Oil prices are back on the rise as it appears that both sides of the fiscal cliff negotiations are willing to give a little bit. Obama met House Speaker John Boehner somewhere in the middle as the President relented on his demand to raise taxes on individuals earning more than $200,000 and families making more than $250,000 and is now offering to raise it to those making $400,000 and more. That comes on the day after the Speaker Boehner offer included $1 trillion in higher tax revenue over 10 years and to raise taxes on incomes over $1 million and a one-year extension of the nation’s borrowing limit with the requirement that the president accept $1 trillion in spending cuts.
The markets believe that a deal is in the works and that would be very bullish. If the cliff is avoided the market will focus on global stimulus and the prospects for demand. That should target oil back up into the mid-$90s and help bring back the funds that exited the markets instead of facing the cliff and the upcoming holidays.
In the meantime, we are seeing more movement to get the new shale oil out of Cushing, Oklahoma and to the places that it is needed. As reported by Bloomberg News, "Enterprise Products Partners LP expects to begin operating the expanded Seaway oil pipeline in early January, according to a notice filed with Federal Energy Regulatory Commission. The company doesn’t know the exact in-service date of the expansion, which will increase flows to about 400,000 barrels a day, depending on the mix of crude grades transported, from 135,000 barrels."
Gas prices hit the lowest level of the year just in time for the holiday.

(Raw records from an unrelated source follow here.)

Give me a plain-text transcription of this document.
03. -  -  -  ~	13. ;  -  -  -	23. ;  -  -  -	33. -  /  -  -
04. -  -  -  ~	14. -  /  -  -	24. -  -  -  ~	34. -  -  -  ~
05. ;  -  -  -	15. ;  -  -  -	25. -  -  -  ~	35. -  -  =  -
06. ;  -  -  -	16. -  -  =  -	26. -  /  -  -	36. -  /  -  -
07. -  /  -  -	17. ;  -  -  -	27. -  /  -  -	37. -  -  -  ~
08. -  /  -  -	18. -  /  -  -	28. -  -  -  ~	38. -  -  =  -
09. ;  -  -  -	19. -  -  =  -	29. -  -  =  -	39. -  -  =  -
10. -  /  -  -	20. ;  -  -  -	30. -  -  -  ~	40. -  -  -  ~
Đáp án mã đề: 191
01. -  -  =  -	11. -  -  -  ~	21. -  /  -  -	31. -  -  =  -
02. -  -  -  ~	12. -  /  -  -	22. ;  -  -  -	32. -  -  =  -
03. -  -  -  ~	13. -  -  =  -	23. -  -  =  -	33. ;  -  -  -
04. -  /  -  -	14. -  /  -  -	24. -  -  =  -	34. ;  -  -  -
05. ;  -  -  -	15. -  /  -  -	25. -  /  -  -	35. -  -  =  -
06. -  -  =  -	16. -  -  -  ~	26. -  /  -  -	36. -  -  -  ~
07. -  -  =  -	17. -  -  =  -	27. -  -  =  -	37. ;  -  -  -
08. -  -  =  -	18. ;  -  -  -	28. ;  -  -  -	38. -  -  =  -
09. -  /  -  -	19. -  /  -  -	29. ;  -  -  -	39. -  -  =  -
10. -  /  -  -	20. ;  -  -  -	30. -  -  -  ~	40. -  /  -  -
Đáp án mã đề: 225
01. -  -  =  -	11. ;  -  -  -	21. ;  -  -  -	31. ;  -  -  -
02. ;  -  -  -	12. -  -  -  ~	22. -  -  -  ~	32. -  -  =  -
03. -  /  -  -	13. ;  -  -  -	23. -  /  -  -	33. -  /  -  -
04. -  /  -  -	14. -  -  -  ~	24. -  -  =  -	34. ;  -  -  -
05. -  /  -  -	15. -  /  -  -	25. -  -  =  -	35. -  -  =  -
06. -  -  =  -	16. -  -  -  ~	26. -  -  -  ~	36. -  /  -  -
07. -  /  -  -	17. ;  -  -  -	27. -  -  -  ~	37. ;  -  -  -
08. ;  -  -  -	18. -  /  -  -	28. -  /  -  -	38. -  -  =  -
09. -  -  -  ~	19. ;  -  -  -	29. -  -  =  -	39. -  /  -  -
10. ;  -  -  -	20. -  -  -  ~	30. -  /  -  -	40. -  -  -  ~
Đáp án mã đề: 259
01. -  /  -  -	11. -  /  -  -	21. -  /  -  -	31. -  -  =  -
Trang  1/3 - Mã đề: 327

Barring any major hurricanes or wars, the high price you paid this year may be the highest price you ever pay. A story you can tell your grandchildren.
In other markets, the day after a record soybean crush, bean prices are falling due to rain in Brazil. Beans have been performing well but reversed course in the early morning hours. Sugar has been rallying on the prospects for better ethanol demand. Yet ethanol futures slid on weak corn prices.